Dünyanın çeşitli ülkelerinde ya da Türkiye’de yatırımınız,
5-10 çalışanınız varsa L1 vizesinin size daha uygun olduğu söylenebilir. Bu ne
demek? Amerika’da sabit olarak bir işletmeyi işletmek zorunda değilsiniz.
Buradaki iş kolunuzla bağlantılı olarak verilen, buna ‘yönetici transferi’ de
deniliyor bir vize çeşididir.
Zaten başarmışsınız bu ülkede, gelin aynı başarıyı bizim
ülkemizde de gösterin diye verdikleri çok güzel bir vize çeşididir L1 vizesi.

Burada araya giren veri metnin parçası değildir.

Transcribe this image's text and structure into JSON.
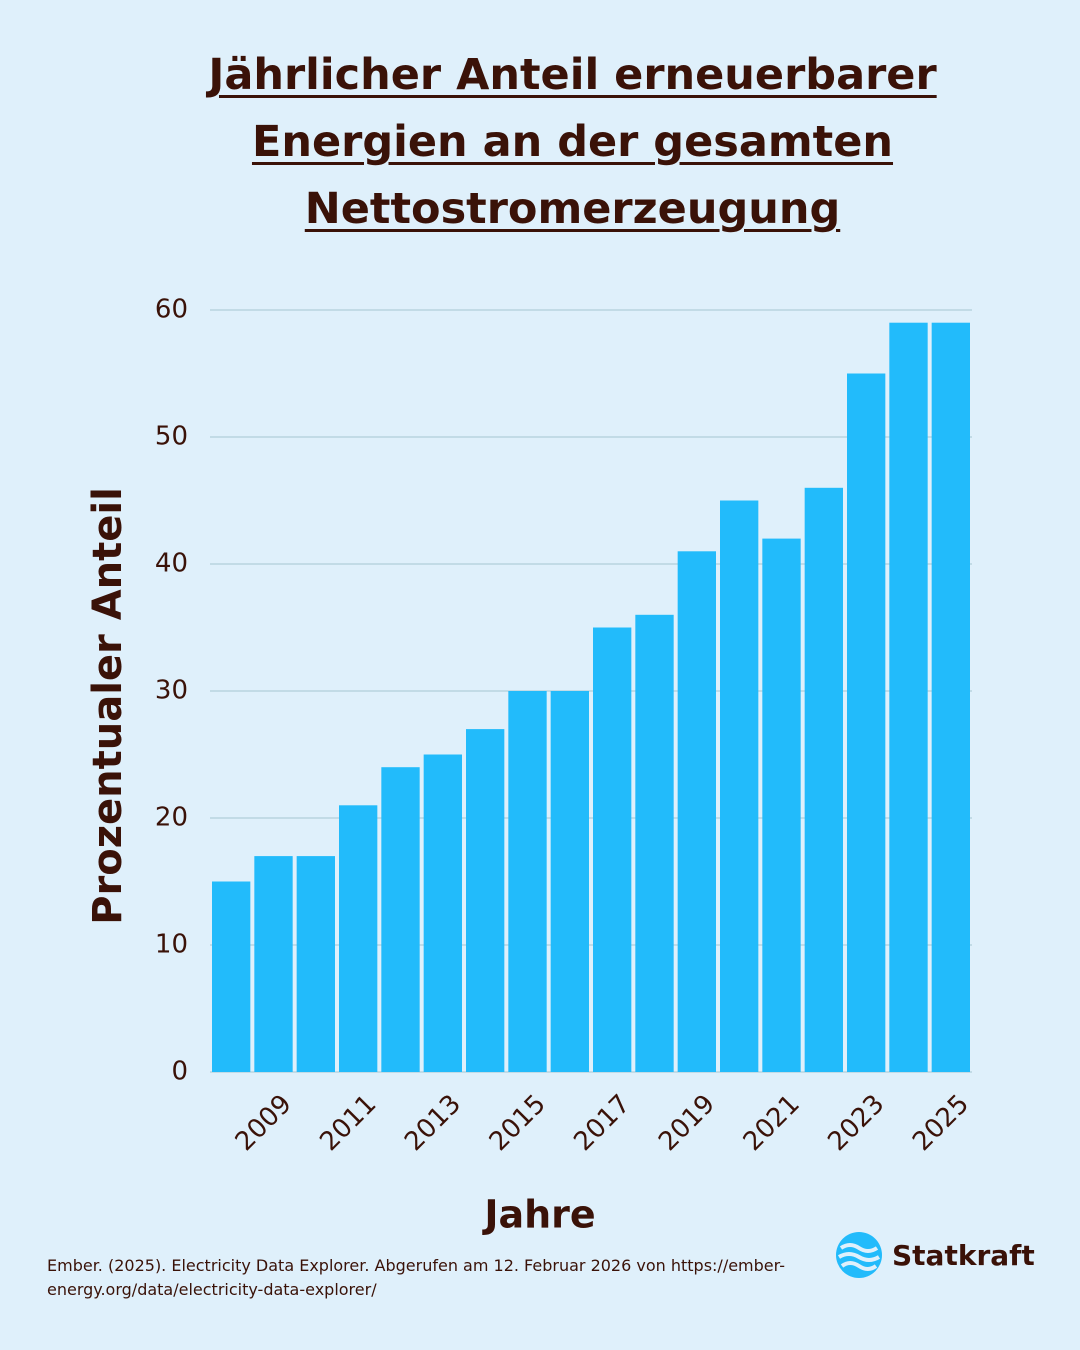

Mülakatta, Türkiye ya da dünyanın başka yerindeki
yatırımlarınızı, ortaya çıkardığınız katma değeri anlattığınızda ve bunu
belgelediğinizde, size, eşinize ve çocuklarınıza sınırsız oturum hakkı
tanınıyor.
L1 vizesi adayının şirketlerde yönetici ya da ortak olarak
ne tür bir katma değer ürettiğine bakıyorlar.
Green Card’tan farkı ne? Vatandaşlık hakkından farklı olarak
oy kullanamazsınız sadece.
L1 vizesi, mülakat da dahil olmak üzere 1-2 ayda
sonuçlanıyor.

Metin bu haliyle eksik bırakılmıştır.